Unter bestimmten Voraussetzungen kann der Vollzug einer persönlichen Leistung, einer Busse oder eines Freiheitsentzugs ganz (bedingt) oder teilweise (teilbedingt) aufgeschoben werden. Bedingter Strafvollzug bedeutet, dass der verurteilten Person eine Probezeit gewährt wird. Falls sie sich während dieser Probezeit bewährt, wird die Strafe nicht vollzogen.
Kosten im Strafverfahren
Die Kosten für das Strafverfahren sind in der Verordnung über die Kosten in der Zivil- und Strafrechtspflege (KoV OG) festgelegt.
- Die Gerichtsgebühr für das erstinstanzliche Gerichtsverfahren beträgt 200 bis 10’000 Franken für ein Einzelrichterverfahren,
500 bis 20’000 Franken für ein Verfahren vor dem Kollegialgericht und 100 bis 2000 Franken in Jugendstrafsachen.
- Zu den Auslagen des Gerichts gehören neben Portokosten namentlich auch die Kosten einer amtlichen Verteidigung. Die Entschädigung der amtlichen Verteidigung richtet sich nach der Verordnung über den Anwaltstarif (AnwT).
- Hinzu kommen die Gebühren und Auslagen der Staatsanwaltschaft und der Polizei für das Vorverfahren, d. h. die Strafuntersuchung und die polizeilichen Ermittlungen. Die Gebühr für das Vorverfahren beträgt 100 bis 20’000 Franken.
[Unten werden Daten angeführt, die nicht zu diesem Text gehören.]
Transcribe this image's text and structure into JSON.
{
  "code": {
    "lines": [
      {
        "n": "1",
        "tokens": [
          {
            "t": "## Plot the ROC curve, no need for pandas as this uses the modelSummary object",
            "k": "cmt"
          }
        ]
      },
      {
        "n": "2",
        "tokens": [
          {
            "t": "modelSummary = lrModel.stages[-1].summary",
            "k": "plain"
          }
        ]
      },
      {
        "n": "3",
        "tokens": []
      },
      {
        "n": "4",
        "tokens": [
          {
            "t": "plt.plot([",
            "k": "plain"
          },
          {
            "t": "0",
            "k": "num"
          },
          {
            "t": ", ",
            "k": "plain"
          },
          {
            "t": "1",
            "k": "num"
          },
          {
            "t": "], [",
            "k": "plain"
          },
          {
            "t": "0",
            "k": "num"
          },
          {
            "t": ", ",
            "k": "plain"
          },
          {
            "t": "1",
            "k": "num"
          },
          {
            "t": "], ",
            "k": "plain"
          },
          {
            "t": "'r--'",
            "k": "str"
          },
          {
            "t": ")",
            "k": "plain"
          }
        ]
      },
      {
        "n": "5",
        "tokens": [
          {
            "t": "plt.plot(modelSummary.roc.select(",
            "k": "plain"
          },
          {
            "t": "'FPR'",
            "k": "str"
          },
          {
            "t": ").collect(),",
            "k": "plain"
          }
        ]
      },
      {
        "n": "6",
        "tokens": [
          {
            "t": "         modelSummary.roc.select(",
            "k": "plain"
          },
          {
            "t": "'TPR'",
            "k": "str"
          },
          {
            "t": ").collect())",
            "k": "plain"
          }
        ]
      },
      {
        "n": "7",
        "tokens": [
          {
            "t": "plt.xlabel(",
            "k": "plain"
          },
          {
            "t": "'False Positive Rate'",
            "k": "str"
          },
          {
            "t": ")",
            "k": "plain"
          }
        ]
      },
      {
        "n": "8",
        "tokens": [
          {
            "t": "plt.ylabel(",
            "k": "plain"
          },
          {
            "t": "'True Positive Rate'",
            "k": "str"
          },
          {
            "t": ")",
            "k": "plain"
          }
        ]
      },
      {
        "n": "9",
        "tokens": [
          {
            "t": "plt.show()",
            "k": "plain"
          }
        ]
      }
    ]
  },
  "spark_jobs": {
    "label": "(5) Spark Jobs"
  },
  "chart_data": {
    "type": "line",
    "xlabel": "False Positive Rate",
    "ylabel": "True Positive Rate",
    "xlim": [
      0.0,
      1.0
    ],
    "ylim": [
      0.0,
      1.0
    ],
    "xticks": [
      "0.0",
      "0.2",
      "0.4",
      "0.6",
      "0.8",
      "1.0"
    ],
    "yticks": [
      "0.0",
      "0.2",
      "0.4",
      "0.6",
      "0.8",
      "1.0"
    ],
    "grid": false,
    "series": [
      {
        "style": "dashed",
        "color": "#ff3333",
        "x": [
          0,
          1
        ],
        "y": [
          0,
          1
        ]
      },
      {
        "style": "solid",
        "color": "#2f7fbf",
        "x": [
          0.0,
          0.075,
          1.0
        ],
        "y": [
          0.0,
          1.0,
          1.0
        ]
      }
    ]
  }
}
Die Verfahrenskosten werden den Parteien entsprechend dem Ausgang des Strafverfahrens (gegebenenfalls anteilig) auferlegt.
- Bei einem Schuldspruch trägt die beschuldigte Person die Verfahrenskosten. Die Kosten einer amtlichen Verteidigung und unentgeltlichen Verbeiständung der Privatklägerschaft werden jedoch zunächst auf die Staatskasse genommen. Diese Kosten hat die beschuldigte Person dem Kanton Zug zurückzuzahlen, sobald es ihre wirtschaftlichen Verhältnisse erlauben.
Die Privatklägerschaft kann unter bestimmten Umständen gegenüber der beschuldigten Person eine Entschädigung für die Kosten ihrer anwaltlichen Vertretung geltend machen.
- Bei einem Freispruch oder einer Einstellung des Verfahrens werden die Verfahrenskosten auf die Staatskasse genommen oder unter bestimmten Voraussetzungen ganz oder teilweise der Privatklägerschaft auferlegt.
Die beschuldigte Person hat Anspruch auf eine Entschädigung für die Kosten ihrer Verteidigung und für wirtschaftliche Einbussen, die aus ihrer Beteiligung am Strafverfahren entstanden sind, sowie auf eine Genugtuung für besonders schwere Verletzungen ihrer persönlichen Verhältnisse, insbesondere bei Freiheitsentzug.
Unter bestimmten Voraussetzungen kann die beschuldigte Person auch gegenüber der Privatklägerschaft Ansprüche geltend machen.
Wenn aber die beschuldigte Person die Einleitung des Verfahrens rechtswidrig und schuldhaft bewirkt oder dessen Durchführung erschwert hat, können ihr die Verfahrenskosten auch dann auferlegt werden, wenn sie freigesprochen oder das Verfahren eingestellt wird.